Background: Intron retention (IR), where specific introns are retained in polyadenylated mature messenger RNA, is a mode of alternative splicing that modulates gene expression in normal physiology and cancer, including haematological malignancies. Existing applications (e.g. IRFinder, MISO, rMATS) measure differential IR but none offer a streamlined approach for IR analyses of high numbers of samples in publicly available RNA-sequencing databases.

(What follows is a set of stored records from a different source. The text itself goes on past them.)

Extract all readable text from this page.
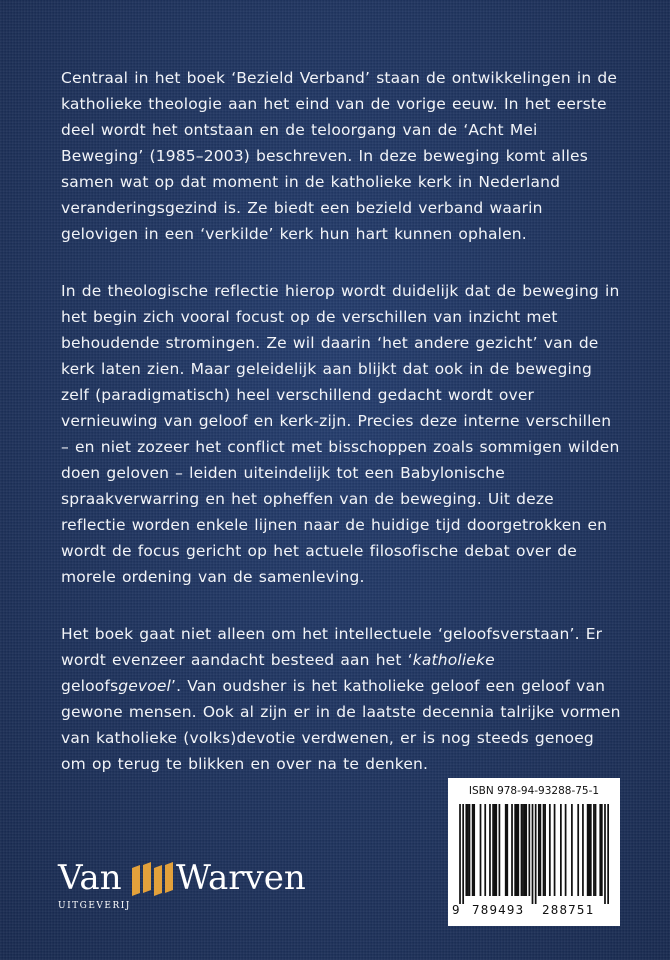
Centraal in het boek ‘Bezield Verband’ staan de ontwikkelingen in de katholieke theologie aan het eind van de vorige eeuw. In het eerste deel wordt het ontstaan en de teloorgang van de ‘Acht Mei Beweging’ (1985–2003) beschreven. In deze beweging komt alles samen wat op dat moment in de katholieke kerk in Nederland veranderingsgezind is. Ze biedt een bezield verband waarin gelovigen in een ‘verkilde’ kerk hun hart kunnen ophalen.

In de theologische reflectie hierop wordt duidelijk dat de beweging in het begin zich vooral focust op de verschillen van inzicht met behoudende stromingen. Ze wil daarin ‘het andere gezicht’ van de kerk laten zien. Maar geleidelijk aan blijkt dat ook in de beweging zelf (paradigmatisch) heel verschillend gedacht wordt over vernieuwing van geloof en kerk-zijn. Precies deze interne verschillen – en niet zozeer het conflict met bisschoppen zoals sommigen wilden doen geloven – leiden uiteindelijk tot een Babylonische spraakverwarring en het opheffen van de beweging. Uit deze reflectie worden enkele lijnen naar de huidige tijd doorgetrokken en wordt de focus gericht op het actuele filosofische debat over de morele ordening van de samenleving.

Het boek gaat niet alleen om het intellectuele ‘geloofsverstaan’. Er wordt evenzeer aandacht besteed aan het ‘katholieke geloofsgevoel’. Van oudsher is het katholieke geloof een geloof van gewone mensen. Ook al zijn er in de laatste decennia talrijke vormen van katholieke (volks)devotie verdwenen, er is nog steeds genoeg om op terug te blikken en over na te denken.

Van Warven
UITGEVERIJ
ISBN 978-94-93288-75-1
9 789493 288751
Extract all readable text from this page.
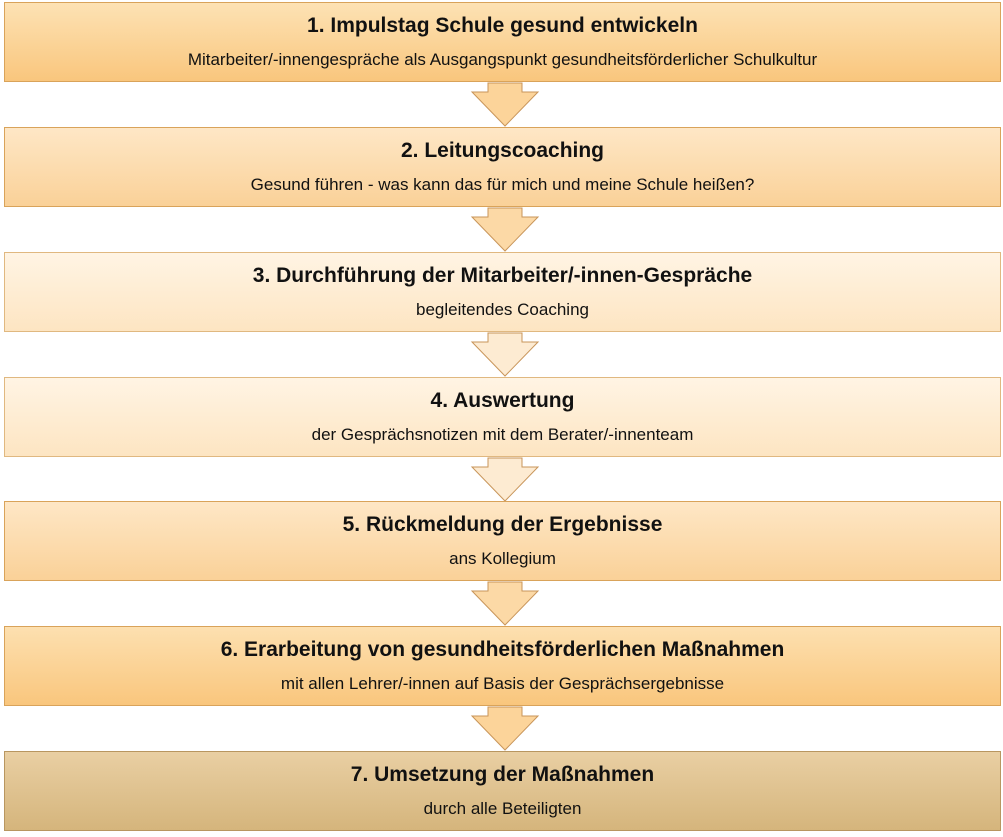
1. Impulstag Schule gesund entwickeln
Mitarbeiter/-innengespräche als Ausgangspunkt gesundheitsförderlicher Schulkultur
2. Leitungscoaching
Gesund führen - was kann das für mich und meine Schule heißen?
3. Durchführung der Mitarbeiter/-innen-Gespräche
begleitendes Coaching
4. Auswertung
der Gesprächsnotizen mit dem Berater/-innenteam
5. Rückmeldung der Ergebnisse
ans Kollegium
6. Erarbeitung von gesundheitsförderlichen Maßnahmen
mit allen Lehrer/-innen auf Basis der Gesprächsergebnisse
7. Umsetzung der Maßnahmen
durch alle Beteiligten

Method: We created NxtIRF, a versatile R package designed to streamline differential IR analysis downstream to our existing in-house algorithm, IRFinder1. NxtIRF uses an enhanced algorithm to reduce false over-calling of IR, and create data structures to analyse ≤1000 samples. NxtIRF also streamlines data visualization including volcano plots, principal component analysis (PCA), heatmap generation, hierarchical clustering, and annotation track representation of IR events. Additionally, we outline an algorithm that summates transcriptome-wide IR, a measurement used to stratify samples for IR-associated differential gene expression analysis. NxtIRF and IRFinder was used to process polyA-enriched mRNA-seq from acute myeloid leukaemia (AML, n=133) and diffuse large B-cell lymphoma (DLBCL, n=48) samples from The Cancer Genome Atlas. IR levels were compared with unpaired normal bone marrow2 and lymphoid tissue3 respectively.
Outcome: Consistent with a previous report4, IR predominantly increased in AML compared to normal bone marrow. DLBCL exhibits dramatically reduced IR compared to B lymphocytes in normal lymphoid tissue. This observation is striking as breast cancer was the only tumour type previously reported to have decreased IR in tumour versus matched normals4. PCA demonstrate DLBCL expresses two distinct IR-expression signatures, suggesting different sets of parent genes are alternately regulated through reduced IR. Distinct genes are differentially expressed in DLBCL and AML when samples are stratified using our transcriptome-wide IR parameter.
Conclusion: NxtIRF facilitates downstream differential IR analysis of large data sets, ideal for bioinformatic analysis of mRNA-seq of large cancer databases to study IR.